花散雨
雨が降る。冷たい雨が車椅子の老女の肩を濡らした。僕の差し出した傘を、桜が見えないからという理由で断ったけれれども、既に日が暮れ、雲も厚いので僕の目にも淡い色の花びらは見えにくい。
老女の家族である大家さんは、一家して春風邪をひいて寝込み、何故か僕にお鉢が回されて、こうして遅い夜桜見物をしていた。それもこの雨だ、明日からは、いよいよ葉桜に変わってゆくのだろう。
見上げる桜は、とても大きくて毎年多くの人々の目を楽しませてきたものだった、しかし昨年の台風で根こそぎ倒れ、いくつもの枝が折れてしまった。
それを多くの人々の努力のかいもあって、なんとか持ち直し、沢山のつっかえ棒に支えられてなんとか今年も花を咲かせた。
この老女もおりしもその台風の日に外で庭木を固定していた縄を結び直している最中に脳梗塞で倒れ、治療とハビリで長い闘病生活を続けていた。

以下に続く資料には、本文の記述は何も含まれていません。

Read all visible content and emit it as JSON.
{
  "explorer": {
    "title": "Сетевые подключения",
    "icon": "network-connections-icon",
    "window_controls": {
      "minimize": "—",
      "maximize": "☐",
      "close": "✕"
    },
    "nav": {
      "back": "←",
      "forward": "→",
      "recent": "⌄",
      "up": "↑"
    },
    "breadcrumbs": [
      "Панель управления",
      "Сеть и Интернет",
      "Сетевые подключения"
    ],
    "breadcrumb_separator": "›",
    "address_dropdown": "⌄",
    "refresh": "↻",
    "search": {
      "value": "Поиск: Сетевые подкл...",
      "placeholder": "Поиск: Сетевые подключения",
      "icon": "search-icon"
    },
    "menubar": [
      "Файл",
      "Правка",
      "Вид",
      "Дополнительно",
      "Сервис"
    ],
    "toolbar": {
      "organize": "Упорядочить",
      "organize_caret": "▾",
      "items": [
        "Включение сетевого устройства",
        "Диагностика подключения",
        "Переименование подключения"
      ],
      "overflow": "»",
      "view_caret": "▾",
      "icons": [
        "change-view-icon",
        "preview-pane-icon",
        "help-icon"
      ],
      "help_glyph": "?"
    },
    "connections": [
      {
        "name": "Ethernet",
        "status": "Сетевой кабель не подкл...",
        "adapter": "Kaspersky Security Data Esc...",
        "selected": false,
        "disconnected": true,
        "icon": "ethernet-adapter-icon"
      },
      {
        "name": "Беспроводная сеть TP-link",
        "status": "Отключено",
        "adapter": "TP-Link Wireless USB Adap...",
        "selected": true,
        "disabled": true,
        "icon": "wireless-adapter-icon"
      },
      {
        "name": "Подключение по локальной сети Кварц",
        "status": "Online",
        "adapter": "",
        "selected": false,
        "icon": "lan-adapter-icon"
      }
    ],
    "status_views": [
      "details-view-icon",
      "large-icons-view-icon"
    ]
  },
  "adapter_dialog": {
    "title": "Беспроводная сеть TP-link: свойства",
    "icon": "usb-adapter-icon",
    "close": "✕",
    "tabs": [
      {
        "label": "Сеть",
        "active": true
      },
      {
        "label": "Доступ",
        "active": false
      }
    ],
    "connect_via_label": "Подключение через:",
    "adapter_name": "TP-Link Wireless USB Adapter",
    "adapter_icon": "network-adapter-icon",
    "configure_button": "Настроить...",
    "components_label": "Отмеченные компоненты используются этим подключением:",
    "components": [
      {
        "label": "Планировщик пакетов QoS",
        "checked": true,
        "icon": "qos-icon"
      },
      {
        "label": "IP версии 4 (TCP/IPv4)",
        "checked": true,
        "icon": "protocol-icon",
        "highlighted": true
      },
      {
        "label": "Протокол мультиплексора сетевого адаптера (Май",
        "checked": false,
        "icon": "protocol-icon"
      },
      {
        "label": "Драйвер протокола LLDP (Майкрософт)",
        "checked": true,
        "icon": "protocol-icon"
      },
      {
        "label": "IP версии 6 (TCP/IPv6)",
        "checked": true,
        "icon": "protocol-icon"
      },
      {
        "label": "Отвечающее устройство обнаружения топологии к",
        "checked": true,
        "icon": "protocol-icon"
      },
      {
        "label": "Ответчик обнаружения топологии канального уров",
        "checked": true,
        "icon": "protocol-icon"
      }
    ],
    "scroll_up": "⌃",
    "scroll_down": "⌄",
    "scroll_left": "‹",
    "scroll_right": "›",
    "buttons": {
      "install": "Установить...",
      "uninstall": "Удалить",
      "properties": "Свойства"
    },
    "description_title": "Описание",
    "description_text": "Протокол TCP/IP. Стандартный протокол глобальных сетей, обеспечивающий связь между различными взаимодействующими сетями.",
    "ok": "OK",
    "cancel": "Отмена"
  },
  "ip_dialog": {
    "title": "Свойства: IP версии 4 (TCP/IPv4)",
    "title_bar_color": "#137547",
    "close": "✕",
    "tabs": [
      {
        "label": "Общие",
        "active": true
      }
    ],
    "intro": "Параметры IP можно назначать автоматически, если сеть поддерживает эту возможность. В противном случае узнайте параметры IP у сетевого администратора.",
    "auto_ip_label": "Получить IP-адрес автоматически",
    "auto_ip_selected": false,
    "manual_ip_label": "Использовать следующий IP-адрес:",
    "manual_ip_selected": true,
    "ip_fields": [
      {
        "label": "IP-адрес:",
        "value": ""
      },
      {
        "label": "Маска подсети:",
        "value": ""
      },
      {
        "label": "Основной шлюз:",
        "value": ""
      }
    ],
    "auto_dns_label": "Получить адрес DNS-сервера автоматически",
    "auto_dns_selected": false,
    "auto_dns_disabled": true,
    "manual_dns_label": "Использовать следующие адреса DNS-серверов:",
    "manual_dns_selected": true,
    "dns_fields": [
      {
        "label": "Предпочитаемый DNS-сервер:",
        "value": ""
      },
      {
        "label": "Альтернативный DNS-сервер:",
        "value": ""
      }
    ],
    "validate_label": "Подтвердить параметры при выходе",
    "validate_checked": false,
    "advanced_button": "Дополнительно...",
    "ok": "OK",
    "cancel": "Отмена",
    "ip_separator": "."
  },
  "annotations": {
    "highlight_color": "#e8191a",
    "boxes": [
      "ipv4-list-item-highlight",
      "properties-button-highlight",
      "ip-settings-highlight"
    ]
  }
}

今日は、外泊の許可が出たけど、流石に風邪がうつっては困るので僕が病院から連れてきたのだけれども、慣れていない運転でナビの使い方が解らず道に迷い、しかも渋滞にはまってこんな時間になってしまったのだった。
「せっかくお互い直ったのにねぇ、綺麗な花が見たかったわ」老女は、聞き取りにくい言葉で言った。
「また、来年見れますよ」
「いやぁ、来年どころか明日があるかどうか」老女は、残念そうに言った。その時、ふと暖かな風が吹き、雨が小降りになった。
ふと上を見上げれば、お月さんがふーふーと雲を吹き飛ばしていた。そして、満月に照らされた満開の桜がふわりと漆黒の闇に浮かび上がった。
「これで、酒でもあればねぇ」と言う老女の声に合わせるように、僕はそっと小さい瓶を差し出した。
「気が利くねぇ」もっともそれは、大家さんに持っていけと渡されたものだ。昔から老女は酒豪とのことで倒れる日も既にかなり飲んでいたらしい、小さいシロップ入れのようなグラスに半分だけ酒を入れ、老女はそのグラスを通して桜を見るようにしてから一口飲んだ。尤も病気のせいで、ノンアルコールの日本酒だ。
「そういや、花見と言いつつも、何時も酒ばかり飲んでこうして花を満足に愛でることなんか無かったよ、綺麗だ。本当に綺麗だったんだね。」
僕もまた、少しお相伴に与かり閉じた傘に寄りかかって眺めていた。しかし少し体重を変にかけてしまったようで傘の柄が曲がってしまった。安いものだけに仕方ないなぁと思って戻そうとしたらこんどはポキンと折れてしまった。
「雨が止んでよかったな」と老女は、笑いながら言った。
そのあくる夜、お月さんが土砂降りの雨の中をやってきた。夕方からずっと続く雨だった。
「いやいや、あんとき雲にどいてもらったものだから、代わりに今夜降られてしまったよ」と相変わらず僕の酒をコップ酒に入れてゴクゴクと飲んだ。
「週間予報じゃ晴れマークだったのに、お天気お姉さんが泣いているよ。それに僕も」
「なんで?」
「合コンだったんだ…」
「珍しいなぁ、これから行くのか?」
「傘が壊れてしまったんだ。こんな土砂降りじゃあ家から出られないよ」僕は、コップをお月さんに向かって差し出した。